A divide introduces fragility. It inhibits the development of superstars, diminishes the status of top-tier events and costs money through decreased viewership and ad revenue. The situation in golf is particularly perilous, because unlike other failed schisms—see the USFL in football or the ABA in basketball—the backers behind the Super Golf League don’t seem particularly concerned with a return on investment, if their initial offers to players are any indication. This may be a classic example of “sportswashing”—running a sports enterprise to improve the image of a government—and if the people behind are content to blow millions of dollars for whatever PR boost they think it gives them, then they may be just as content to hand out hundreds of millions of dollars with no return. In other words, it might not collapse when it should.

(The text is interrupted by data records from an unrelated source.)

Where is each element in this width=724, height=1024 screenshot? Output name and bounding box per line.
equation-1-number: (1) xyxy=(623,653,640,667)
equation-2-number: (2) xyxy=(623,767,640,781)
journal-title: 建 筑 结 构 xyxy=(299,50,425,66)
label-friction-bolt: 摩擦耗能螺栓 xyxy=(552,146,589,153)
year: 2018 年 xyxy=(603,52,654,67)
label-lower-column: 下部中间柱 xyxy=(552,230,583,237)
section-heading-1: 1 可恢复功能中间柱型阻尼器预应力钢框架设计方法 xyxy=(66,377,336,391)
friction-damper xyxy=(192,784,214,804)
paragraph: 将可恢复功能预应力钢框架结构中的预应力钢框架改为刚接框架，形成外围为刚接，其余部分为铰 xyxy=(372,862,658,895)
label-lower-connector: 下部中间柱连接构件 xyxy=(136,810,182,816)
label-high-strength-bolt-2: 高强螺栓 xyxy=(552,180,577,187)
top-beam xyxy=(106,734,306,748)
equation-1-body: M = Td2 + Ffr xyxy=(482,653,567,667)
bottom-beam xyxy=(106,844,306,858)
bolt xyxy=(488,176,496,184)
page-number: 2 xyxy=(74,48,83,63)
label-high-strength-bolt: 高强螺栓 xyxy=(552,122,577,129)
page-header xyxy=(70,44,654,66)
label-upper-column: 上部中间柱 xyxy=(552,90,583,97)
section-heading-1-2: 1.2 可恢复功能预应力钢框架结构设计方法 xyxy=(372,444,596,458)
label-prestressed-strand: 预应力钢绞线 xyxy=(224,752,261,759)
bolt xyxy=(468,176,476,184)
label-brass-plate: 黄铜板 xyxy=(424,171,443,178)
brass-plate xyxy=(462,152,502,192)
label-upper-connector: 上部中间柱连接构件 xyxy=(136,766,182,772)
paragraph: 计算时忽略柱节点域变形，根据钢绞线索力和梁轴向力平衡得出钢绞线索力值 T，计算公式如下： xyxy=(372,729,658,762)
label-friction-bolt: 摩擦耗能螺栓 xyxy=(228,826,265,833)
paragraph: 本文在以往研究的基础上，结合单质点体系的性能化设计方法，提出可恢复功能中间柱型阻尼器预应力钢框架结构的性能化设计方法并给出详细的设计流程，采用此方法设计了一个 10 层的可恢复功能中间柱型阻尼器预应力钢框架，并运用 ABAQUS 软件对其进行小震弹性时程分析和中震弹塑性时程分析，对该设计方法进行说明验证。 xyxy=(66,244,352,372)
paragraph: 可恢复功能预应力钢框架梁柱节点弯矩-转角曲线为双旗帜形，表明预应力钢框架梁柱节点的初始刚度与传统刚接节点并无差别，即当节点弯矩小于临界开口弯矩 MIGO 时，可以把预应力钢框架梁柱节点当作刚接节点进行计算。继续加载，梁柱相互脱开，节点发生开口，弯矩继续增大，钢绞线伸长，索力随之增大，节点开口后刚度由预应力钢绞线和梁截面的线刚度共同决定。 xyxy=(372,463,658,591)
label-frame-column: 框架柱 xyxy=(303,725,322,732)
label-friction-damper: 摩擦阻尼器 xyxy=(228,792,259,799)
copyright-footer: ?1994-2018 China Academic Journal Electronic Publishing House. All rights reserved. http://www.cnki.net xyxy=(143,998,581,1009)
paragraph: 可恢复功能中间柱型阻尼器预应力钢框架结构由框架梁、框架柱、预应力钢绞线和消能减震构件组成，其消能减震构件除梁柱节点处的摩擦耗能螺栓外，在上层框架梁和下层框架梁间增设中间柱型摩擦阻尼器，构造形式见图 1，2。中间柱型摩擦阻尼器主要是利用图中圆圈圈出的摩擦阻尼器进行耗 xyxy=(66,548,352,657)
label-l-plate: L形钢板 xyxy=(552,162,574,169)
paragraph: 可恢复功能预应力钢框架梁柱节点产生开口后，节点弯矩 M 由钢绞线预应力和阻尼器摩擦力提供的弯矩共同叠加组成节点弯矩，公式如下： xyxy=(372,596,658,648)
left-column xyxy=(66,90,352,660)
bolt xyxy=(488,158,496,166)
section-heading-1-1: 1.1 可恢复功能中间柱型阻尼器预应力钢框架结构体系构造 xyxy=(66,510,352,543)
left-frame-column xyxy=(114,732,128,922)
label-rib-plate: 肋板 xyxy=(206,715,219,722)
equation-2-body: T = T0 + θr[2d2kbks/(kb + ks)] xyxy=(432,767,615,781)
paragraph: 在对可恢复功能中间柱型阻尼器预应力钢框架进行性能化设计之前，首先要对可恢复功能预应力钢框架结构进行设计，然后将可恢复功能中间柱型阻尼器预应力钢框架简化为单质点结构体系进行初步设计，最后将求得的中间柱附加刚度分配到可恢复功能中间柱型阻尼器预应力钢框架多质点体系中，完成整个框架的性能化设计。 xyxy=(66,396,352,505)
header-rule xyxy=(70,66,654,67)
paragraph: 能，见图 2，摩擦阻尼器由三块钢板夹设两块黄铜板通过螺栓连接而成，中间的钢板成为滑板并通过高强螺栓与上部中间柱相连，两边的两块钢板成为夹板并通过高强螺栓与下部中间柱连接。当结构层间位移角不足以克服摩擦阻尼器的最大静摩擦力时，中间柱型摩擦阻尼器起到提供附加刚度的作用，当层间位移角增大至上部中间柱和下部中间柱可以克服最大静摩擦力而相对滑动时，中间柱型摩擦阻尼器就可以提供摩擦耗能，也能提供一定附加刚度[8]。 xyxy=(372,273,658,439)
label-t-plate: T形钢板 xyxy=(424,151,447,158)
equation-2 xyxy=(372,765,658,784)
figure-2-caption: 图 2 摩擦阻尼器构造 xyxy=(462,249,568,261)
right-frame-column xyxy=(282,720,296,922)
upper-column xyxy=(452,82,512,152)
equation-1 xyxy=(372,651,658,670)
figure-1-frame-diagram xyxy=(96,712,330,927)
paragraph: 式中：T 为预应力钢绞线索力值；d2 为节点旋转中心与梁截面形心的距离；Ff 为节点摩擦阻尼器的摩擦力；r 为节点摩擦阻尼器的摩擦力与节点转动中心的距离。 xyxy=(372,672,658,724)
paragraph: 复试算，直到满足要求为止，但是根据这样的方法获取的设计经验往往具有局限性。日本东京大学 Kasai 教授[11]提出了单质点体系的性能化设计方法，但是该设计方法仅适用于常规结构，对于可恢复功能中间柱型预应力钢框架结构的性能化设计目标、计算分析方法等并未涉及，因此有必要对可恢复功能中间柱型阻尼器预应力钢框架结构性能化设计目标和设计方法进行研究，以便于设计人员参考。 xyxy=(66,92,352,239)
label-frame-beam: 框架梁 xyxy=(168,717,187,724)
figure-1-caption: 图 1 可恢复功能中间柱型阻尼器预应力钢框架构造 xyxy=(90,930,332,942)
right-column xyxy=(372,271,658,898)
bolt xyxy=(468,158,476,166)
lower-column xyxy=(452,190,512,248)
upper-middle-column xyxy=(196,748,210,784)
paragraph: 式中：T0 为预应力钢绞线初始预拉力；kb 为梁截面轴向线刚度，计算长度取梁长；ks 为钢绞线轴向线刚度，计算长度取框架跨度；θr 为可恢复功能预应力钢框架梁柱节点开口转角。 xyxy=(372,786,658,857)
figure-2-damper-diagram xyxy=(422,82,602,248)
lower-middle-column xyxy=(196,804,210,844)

What happens then? Does golf become like F1 racing, with only a limited number of players able to compete at the highest levels? Does American domestic golf become a glorified minor league? Does money drain out of development systems and tours, such that the growth of the last few decades sputters into stagnancy, like American men’s tennis? We don’t know, exactly, but the point is that everything is on the table. History tells us that schisms in sports are disastrous, and while we can’t plot out what it would do to golf, it’s not hard to predict the general trajectory. Ask boxing or ask Indy-Car: These are dangerous times, and no sport is so strong that a schism can’t knock it out cold.